The World Has a Story
Given comment section conversation, and the fact that it’s Good Friday, a Robert Jensen piece from 1993 seems an appropriate item for contemplation:
… modernity has supposed we inhabit what I will call a “narratable world.” Modernity has supposed that the world “out there” is such that stories can be told that are true to it. And modernity has supposed that the reason narratives can be true to the world is that the world somehow “has” its own true story, antecedent to, and enabling of, the stories we tell about ourselves in it. …
If there is little mystery about where the West got its faith in a narratable world, neither is there much mystery about how the West has lost this faith. The entire project of the Enlightenment was to maintain realist faith while declaring disallegiance from the God who was that faith’s object. The story the Bible tells is asserted to be the story of God with His creatures; that is, it is both assumed and explicitly asserted that there is a true story about the universe because there is a universal novelist/historian. Modernity was defined by the attempt to live in a universal story without a universal storyteller.
Even before I ceased to call myself an atheist, I had a sense that secular Western society was trying to smuggle the fruits of religious tradition without the responsibilities. The practice is visible on an individual basis, too, in people who developed their sense of reality, and their basic comfort with life, within a religious context, but who decided that they (and their children) no longer needed to keep up with even the tepid demands of religion. The repercussions, it seems to me, take at least a generation to manifest, and I suspect the near future will bring either a return, among the young, to traditionalist faith or a rapid, astonishing deterioration of our society.
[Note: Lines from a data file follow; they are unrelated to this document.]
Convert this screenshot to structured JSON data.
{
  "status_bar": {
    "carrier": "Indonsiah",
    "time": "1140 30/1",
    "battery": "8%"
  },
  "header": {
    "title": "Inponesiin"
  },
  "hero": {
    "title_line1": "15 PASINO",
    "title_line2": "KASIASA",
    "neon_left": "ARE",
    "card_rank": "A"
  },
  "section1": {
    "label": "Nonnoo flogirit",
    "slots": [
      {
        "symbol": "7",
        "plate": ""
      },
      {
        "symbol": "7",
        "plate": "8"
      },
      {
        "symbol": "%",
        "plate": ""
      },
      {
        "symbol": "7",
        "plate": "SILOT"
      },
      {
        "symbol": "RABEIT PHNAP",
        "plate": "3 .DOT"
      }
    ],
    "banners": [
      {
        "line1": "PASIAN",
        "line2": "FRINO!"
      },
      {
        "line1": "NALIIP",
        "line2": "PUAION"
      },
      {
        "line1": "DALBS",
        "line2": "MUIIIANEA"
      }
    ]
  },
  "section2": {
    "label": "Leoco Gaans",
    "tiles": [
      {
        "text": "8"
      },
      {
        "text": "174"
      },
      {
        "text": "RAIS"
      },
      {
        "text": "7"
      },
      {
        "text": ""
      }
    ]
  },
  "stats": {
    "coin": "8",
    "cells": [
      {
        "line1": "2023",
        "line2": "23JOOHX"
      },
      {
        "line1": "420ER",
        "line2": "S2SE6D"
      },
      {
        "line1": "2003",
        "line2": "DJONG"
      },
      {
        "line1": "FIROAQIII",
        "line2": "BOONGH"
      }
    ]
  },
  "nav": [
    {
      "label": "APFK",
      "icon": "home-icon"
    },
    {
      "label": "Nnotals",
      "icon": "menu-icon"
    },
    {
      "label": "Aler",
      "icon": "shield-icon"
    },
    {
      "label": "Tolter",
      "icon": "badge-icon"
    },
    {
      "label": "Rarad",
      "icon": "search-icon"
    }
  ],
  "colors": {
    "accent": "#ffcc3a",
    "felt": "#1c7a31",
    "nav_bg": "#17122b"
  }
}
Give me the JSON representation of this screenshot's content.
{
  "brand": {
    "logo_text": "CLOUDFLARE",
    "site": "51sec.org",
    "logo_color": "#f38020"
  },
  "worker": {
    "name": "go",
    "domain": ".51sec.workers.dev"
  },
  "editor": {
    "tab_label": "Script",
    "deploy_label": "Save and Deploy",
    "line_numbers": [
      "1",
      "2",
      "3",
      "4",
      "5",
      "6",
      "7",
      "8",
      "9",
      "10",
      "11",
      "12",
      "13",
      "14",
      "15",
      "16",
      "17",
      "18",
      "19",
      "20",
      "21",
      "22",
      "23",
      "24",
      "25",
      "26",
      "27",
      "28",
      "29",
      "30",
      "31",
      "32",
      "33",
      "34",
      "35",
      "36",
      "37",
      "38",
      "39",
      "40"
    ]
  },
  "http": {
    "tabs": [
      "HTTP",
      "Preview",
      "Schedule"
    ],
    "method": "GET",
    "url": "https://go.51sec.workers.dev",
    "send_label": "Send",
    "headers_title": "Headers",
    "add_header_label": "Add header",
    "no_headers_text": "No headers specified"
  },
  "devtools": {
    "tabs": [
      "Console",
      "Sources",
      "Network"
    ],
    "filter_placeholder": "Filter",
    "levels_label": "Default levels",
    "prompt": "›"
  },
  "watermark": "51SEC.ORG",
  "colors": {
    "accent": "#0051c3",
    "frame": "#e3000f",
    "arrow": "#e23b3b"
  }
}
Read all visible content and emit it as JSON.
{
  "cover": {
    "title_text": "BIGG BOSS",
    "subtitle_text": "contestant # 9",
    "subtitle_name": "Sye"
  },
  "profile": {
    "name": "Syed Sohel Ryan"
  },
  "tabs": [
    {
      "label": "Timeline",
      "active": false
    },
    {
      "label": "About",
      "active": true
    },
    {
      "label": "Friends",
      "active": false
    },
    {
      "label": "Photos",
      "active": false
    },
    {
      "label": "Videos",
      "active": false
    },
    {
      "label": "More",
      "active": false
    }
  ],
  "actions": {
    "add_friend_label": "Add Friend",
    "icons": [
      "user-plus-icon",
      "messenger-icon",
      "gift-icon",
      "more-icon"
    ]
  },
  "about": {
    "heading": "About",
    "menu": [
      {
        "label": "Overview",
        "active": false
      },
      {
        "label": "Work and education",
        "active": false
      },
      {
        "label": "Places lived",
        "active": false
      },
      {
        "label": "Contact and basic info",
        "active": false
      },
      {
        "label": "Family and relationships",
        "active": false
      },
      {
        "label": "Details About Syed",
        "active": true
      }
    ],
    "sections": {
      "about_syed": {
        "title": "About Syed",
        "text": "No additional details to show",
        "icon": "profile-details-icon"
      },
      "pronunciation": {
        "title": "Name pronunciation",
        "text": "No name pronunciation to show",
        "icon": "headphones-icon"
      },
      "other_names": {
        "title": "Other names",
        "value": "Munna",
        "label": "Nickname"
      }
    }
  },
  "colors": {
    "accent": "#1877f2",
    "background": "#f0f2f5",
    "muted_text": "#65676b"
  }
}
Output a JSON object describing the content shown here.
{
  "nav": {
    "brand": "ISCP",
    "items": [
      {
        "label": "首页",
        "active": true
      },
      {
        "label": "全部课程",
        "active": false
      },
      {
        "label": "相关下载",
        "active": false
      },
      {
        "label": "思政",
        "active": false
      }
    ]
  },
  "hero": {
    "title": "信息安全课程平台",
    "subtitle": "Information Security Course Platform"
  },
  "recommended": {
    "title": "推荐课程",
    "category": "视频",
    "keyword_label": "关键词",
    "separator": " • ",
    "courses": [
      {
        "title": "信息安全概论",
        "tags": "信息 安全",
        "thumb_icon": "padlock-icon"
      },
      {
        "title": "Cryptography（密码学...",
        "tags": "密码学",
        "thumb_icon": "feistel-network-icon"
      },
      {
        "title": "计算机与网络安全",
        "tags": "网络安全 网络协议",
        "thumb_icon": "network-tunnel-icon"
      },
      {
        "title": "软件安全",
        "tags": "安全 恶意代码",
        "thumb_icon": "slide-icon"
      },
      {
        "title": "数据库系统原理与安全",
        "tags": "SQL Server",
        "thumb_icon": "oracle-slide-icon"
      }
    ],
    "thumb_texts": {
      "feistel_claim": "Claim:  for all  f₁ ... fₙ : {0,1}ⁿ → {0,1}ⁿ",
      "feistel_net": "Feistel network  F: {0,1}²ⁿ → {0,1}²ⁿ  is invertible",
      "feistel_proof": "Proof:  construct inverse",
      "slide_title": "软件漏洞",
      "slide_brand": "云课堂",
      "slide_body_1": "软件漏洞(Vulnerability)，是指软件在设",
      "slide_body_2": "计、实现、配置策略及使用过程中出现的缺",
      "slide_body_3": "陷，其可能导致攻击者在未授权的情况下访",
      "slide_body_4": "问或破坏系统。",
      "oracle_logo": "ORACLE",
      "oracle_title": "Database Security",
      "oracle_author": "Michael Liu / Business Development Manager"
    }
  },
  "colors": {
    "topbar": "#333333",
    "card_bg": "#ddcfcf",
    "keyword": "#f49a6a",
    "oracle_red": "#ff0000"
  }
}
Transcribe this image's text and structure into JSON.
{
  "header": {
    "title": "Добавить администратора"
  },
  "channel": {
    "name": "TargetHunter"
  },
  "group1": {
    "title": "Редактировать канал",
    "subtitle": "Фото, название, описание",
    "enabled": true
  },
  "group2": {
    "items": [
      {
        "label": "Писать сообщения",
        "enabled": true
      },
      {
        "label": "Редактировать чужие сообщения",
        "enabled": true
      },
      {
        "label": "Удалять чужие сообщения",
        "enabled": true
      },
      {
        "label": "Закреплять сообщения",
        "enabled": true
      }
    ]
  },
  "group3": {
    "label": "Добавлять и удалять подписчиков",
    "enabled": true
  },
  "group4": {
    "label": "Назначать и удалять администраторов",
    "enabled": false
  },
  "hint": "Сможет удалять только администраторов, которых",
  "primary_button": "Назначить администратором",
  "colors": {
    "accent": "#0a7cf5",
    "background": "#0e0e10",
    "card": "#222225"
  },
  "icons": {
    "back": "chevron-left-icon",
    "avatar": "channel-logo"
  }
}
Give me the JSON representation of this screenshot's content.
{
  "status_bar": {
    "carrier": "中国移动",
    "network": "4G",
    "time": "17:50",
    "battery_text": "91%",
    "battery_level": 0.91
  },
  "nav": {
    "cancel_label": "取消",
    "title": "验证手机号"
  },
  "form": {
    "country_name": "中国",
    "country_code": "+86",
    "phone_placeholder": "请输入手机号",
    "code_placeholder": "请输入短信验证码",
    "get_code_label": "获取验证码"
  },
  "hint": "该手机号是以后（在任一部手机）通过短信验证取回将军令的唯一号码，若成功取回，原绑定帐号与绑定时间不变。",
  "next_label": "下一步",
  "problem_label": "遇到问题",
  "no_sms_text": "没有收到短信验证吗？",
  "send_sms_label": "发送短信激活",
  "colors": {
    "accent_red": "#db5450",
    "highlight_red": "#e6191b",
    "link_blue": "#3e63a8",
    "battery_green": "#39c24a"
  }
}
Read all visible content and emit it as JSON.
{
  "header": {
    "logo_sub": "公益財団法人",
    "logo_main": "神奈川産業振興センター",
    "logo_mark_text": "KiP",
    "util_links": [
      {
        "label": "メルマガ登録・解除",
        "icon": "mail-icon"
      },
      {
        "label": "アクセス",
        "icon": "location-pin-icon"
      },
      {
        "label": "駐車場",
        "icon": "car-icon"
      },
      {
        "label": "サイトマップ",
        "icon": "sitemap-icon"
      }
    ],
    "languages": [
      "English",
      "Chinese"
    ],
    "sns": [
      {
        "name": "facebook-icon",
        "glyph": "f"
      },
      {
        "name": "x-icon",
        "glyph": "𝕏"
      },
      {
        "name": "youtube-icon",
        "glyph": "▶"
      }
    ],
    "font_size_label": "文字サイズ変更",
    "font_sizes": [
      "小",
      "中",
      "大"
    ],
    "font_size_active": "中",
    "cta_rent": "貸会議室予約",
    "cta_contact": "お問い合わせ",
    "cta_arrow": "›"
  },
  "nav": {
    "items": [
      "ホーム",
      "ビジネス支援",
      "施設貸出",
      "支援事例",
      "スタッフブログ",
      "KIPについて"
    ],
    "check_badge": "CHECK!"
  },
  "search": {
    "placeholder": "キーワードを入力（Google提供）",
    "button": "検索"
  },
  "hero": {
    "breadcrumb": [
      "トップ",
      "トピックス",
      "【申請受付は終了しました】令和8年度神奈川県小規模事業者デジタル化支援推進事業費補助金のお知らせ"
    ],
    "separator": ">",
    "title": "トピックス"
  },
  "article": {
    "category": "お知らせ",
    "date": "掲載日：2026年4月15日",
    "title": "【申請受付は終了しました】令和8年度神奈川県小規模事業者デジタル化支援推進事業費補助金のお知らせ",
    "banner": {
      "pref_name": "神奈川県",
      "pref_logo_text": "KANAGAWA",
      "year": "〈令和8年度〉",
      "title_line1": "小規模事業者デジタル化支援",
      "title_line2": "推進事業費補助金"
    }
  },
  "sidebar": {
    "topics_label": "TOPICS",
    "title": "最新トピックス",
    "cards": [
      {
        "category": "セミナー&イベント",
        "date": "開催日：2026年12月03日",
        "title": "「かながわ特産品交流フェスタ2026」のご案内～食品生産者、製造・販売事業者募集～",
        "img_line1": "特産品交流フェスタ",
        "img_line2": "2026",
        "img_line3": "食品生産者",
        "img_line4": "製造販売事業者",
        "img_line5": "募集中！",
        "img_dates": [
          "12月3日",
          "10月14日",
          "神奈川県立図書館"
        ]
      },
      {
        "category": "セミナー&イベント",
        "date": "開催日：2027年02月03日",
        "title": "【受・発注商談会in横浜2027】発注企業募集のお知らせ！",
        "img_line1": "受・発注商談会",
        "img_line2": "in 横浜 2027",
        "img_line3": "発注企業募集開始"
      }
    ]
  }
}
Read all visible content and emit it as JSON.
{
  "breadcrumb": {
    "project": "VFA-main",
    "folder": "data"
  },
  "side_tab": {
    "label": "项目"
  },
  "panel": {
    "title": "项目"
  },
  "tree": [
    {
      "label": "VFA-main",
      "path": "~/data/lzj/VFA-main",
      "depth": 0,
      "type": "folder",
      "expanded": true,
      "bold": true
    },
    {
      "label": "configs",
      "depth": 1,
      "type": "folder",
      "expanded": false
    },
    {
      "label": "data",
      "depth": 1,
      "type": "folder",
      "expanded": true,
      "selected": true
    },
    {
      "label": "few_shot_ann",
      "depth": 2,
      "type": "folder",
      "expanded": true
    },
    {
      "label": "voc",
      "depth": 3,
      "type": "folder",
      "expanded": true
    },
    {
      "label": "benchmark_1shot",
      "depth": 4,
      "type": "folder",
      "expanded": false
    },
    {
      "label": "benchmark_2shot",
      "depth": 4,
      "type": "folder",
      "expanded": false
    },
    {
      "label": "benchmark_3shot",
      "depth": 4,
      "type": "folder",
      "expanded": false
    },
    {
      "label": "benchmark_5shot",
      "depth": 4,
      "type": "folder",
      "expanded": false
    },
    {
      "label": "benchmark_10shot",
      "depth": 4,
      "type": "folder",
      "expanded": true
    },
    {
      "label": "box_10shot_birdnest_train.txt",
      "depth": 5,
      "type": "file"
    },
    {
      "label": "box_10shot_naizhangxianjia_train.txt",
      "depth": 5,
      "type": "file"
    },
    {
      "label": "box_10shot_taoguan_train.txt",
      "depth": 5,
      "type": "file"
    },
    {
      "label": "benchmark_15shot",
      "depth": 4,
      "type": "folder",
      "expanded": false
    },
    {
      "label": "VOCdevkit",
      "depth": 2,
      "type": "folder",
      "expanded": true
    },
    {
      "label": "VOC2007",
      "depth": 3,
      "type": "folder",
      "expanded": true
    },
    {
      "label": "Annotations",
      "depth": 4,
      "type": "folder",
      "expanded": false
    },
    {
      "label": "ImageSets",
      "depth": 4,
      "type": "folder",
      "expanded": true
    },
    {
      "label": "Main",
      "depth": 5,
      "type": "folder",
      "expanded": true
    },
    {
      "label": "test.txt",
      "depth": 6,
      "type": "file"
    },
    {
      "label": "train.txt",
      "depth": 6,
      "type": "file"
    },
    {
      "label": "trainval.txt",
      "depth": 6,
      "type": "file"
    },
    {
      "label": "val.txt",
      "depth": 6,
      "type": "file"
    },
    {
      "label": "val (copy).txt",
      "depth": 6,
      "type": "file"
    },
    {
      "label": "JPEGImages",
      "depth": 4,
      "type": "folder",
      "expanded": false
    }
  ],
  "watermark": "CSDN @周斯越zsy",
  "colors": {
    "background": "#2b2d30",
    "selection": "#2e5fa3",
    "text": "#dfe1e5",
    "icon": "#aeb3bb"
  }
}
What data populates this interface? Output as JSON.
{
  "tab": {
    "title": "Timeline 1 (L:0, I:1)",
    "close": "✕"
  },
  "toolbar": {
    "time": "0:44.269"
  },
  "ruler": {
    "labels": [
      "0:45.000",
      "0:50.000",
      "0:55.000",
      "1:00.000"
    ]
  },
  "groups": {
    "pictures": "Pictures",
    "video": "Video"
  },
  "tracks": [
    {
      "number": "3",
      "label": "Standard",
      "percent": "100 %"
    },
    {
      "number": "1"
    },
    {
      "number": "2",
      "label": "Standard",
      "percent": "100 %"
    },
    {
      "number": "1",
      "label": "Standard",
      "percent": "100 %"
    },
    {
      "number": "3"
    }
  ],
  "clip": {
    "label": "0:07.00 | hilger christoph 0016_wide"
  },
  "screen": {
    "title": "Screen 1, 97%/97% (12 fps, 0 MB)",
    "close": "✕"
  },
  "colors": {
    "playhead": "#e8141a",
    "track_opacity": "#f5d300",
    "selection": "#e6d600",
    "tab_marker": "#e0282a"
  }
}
The cited essay was a refreshing read. It brings further the point made by Alasdair MacIntyre in his work “After Virtue”. We have come to a philosophical split really, that being the path of Nietzsche or that of Aristotle. Anyways, I disagree with Justin’s response that ” secular Western society was trying to smuggle the fruits of religious tradition without the responsibilities. The practice is visible on an individual basis, too, in people who developed their sense of reality, and their basic comfort with life, within a religious context, but who decided that they (and their children) no longer needed to keep up with even the tepid demands of religion.”. I think this misses the whole point of Jensens piece. It is not that the secular individual tries to smuggle the fruits of religion without responsibility, it is the fact that they no longer can they understand themselves in this world and the concepts once used to assist them no longer seem viable. The “post modern” movement pushed the individual away from any sort of meta-narrative, one where a person can find themselves in intelligently. We now have narratives, but they are not meta-narratives and usually apply to societal norms/culture ignoring the larger aspects of human nature. Against a larger meta-narrative, we were able to fully understand who and what we are. Humans defined themselves and the world around them based on the meta-narrative. Upon losing this narrative, we now are aimless and without solid backing living in an almost contradictory way. So we have basically come to the point where we either have meaning (as in the larger context) or we forgo any true meaning and live in a absurdest world. The result is the appearance of those who still have the customary aspects of religion, the symbolic, without… Read more »
steadman:
But this is precisely the point:
The moderns, by Jensen’s definition, assumed that the narrative would hold even without the components that imposed rules that they didn’t want to follow. I suppose you could say that they began editing to maintain the global sense of a storyline, but with the allowance that they could redefine small bits of the plot to allow them to follow their desires. The post-moderns don’t have the foundation, and so they’re rootless, drifting back toward an almost animal state in which pure bodily pleasure defines the good.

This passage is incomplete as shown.